My question is more conceptual, Vinayak. I mean, as someone who's, let's say, trying to understand where we are as a country in the middle of this. This is the west and it's an India Middle East Europe Economic Corridor. Is there a need for something similar or maybe existing arrangements are good enough in the east, given that on the electronic side, a lot of material is going back and forth in the east of India rather than the west of India? 

Look, remember India had a look east policy, right? And in that look east policy, there were some announcements which most people have forgotten about. A connectivity from the end of India to the ports in Bangladesh to reduce the distance from the furthest northeastern states to access ports in the Bay of Bengal. There were announcements of a road corridor through Myanmar and Thailand to connect to Malaysia and Singapore. Now, this look east policy had thrown up these ideas, but unfortunately, for various reasons, maybe because of the breakdown of relationships with Myanmar or something else, some of the infrastructure projects announced have not quite taken off in the east. And the west now, to be honest with you, most of India's new investments in manufacturing, is happening in a few states in the western side of India. And therefore it seems a natural springboard for the marketing of those products to have a very viable option to route their goods to customers in west Asia and further on to eastern Europe. It makes sense. 

The east somehow is often talked about, but very little is done. Even in the last 20 years, I've heard many prime ministers talk about the look east policy, but after the sound and noise dies down, I have very little to show for, or as a country, we have very little to show for cooperative infrastructure built with a few countries joining hands together. I haven't seen any.

To sum up, I started by asking you about the India Middle East Europe Economic Corridor. What is the problem that it's trying to solve or the outcome is trying to achieve? And I think you placed it in two buckets. How is it looking to you in terms of when we will start seeing things happening, or rather where it is today on the drawing board with all the MoUs or most of the MoUs in place? 

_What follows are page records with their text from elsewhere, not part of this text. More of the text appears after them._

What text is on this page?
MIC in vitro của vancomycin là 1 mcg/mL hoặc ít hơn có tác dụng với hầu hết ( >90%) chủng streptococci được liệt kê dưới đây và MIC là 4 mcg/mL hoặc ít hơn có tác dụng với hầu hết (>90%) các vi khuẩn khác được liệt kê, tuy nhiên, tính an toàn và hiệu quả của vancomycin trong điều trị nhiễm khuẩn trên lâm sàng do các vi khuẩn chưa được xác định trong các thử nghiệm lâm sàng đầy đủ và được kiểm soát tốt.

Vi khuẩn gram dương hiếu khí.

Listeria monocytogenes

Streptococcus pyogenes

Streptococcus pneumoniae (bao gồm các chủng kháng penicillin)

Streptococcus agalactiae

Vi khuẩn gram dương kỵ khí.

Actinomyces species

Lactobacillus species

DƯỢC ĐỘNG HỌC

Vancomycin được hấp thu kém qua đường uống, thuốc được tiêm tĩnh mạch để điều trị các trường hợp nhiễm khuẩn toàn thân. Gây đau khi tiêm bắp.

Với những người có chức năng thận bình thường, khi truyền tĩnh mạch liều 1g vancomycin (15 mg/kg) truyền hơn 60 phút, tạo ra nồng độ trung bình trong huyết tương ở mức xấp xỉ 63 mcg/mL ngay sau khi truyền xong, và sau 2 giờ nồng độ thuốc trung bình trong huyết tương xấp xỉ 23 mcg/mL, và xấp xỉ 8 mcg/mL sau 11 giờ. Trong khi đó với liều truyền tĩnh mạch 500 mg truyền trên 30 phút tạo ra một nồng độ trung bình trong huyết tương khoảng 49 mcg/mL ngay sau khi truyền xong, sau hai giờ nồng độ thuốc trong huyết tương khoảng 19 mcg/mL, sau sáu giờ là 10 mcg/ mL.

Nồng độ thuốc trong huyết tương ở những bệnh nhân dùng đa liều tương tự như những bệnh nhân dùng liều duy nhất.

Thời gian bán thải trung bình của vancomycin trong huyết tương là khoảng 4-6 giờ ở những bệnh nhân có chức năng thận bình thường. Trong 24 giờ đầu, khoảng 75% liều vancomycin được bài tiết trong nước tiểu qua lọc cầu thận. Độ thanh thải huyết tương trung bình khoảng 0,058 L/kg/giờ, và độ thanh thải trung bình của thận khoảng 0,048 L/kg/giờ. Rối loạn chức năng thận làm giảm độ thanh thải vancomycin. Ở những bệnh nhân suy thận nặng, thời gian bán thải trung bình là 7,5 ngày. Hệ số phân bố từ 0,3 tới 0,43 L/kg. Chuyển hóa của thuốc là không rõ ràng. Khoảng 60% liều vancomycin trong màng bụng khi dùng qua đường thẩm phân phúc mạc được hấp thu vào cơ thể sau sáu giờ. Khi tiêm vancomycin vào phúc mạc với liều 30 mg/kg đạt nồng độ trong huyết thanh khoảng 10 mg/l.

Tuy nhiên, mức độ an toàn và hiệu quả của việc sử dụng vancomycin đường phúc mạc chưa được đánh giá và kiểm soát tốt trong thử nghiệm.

There are two sets of activities that need to run in parallel. It is a combination of a new railway line and operating ports. As far as operating ports are concerned, whether it is Haifa or Jebel Ali in Dubai or Mumbai, Kandla, we don't have a problem with the ports. There is adequate capacity, and if more capacity is required, additional birds can easily be built. ports are not an issue. The real issue is to build the high speed rail link from Dubai right up to Haifa port. That is the single biggest hardware piece. 

In parallel, there has to be a software piece where 15 countries get together to ease the border crossing restrictions.  The clearances that goods require when…you need a single pass system where if I load a container in Bombay on a ship and let's say, it has to reach Hamburg, then nobody has to check a piece of paper by opening the container or stopping it for two, three days. It has to go seamlessly right through. To my mind, this hardware of building the railway link and the software of hassle free movement are the two things that need to start right now in parallel. Once these two get onto a certain momentum, then I think the challenge will be that why should it only be countries who are on the link that benefit? 

The question that you asked earlier by even drawing 100 to 200 km spurs from the link, you could potentially add another host of countries. Each country then along the link needs to address the question which you again asked: how can I maximize the benefit to my country by exploiting this link, by setting up an appropriate economic enclave or industrial park or whatever the language is. These are the resets of activities that are required.